The vast majority of U.S. Federal Reserve officials supported a 50-basis-point cut at the September meeting, according to minutes of the two-day policy meeting released on Wednesday.
The minutes of the Federal Open Market Committee also provided details of views on inflation among participants, as almost all participants saw upside risks to the inflation outlook as having diminished, while downside risks to employment were seen as having increased.
Participants also held that reducing policy restraint too late or too little could risk unduly weakening economic activity and employment, while several participants believed that reducing policy restraint too soon or too much could risk a stalling or a reversal of the progress on inflation, the minutes showed.

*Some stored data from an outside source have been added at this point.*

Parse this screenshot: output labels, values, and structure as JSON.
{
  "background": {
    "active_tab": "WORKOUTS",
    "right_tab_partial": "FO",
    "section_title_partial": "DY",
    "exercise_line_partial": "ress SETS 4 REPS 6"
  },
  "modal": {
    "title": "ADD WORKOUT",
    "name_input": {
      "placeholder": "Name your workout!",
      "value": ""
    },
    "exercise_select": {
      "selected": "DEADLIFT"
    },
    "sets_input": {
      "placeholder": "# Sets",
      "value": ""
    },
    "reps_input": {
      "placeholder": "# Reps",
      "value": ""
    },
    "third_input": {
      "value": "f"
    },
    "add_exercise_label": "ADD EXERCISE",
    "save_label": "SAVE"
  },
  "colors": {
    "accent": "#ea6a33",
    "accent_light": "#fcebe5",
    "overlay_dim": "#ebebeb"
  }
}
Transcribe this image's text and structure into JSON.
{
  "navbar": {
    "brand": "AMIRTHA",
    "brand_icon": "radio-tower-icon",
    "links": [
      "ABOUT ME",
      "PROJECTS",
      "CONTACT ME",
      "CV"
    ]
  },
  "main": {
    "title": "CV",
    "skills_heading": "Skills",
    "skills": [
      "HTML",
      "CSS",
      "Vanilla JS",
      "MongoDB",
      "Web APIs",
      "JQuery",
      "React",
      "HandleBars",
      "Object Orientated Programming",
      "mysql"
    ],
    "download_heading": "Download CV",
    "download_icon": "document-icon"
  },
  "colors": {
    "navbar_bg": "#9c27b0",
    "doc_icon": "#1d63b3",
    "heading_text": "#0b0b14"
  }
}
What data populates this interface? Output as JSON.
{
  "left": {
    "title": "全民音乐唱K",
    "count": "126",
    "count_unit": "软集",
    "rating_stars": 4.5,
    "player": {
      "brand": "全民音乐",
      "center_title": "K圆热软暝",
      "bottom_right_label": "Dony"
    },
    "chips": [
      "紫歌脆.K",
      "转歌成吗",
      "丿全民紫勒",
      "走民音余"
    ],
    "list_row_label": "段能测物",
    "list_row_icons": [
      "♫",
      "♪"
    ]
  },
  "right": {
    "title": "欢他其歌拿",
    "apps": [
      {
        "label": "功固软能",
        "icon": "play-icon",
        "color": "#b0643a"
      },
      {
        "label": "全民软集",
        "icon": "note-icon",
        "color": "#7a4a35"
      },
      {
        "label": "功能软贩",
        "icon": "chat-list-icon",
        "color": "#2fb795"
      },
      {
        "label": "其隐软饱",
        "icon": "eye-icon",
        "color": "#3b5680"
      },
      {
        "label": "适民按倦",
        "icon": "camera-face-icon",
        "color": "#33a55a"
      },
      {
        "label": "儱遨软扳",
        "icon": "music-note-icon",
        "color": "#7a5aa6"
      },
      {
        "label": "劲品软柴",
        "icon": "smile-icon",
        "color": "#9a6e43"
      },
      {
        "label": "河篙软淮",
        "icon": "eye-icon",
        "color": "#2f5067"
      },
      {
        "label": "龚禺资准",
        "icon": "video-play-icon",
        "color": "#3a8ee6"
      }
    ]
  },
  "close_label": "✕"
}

The minutes also showed that the rate cut will continue as long as inflation in the United States continues to decline, but its frequency and range depend on the U.S. economic data.
John Williams, president and chief executive officer of the Federal Reserve Bank of New York, said on Tuesday that further rate cuts would be appropriate as time goes by.
On the same day, Susan Collins, president and chief executive officer of the Federal Reserve Bank of Boston, said that the Fed might have more rate cuts in the future.
On Wednesday, president and chief executive officer of the Federal Reserve Bank of Dallas Lorie Logan said that the U.S. is still facing an upward inflationary risk, and the Fed should slash interest rates gradually, instead of abruptly.
The U.S. Federal Reserve announced to lower the federal funds rate by 50 basis points to 4.75 to 5 percent on Sept 18.
It was the first rate cut by the Fed since March 2020, and also marks the shift of the Fed's monetary policy from restrictive monetary policies to easing monetary policies.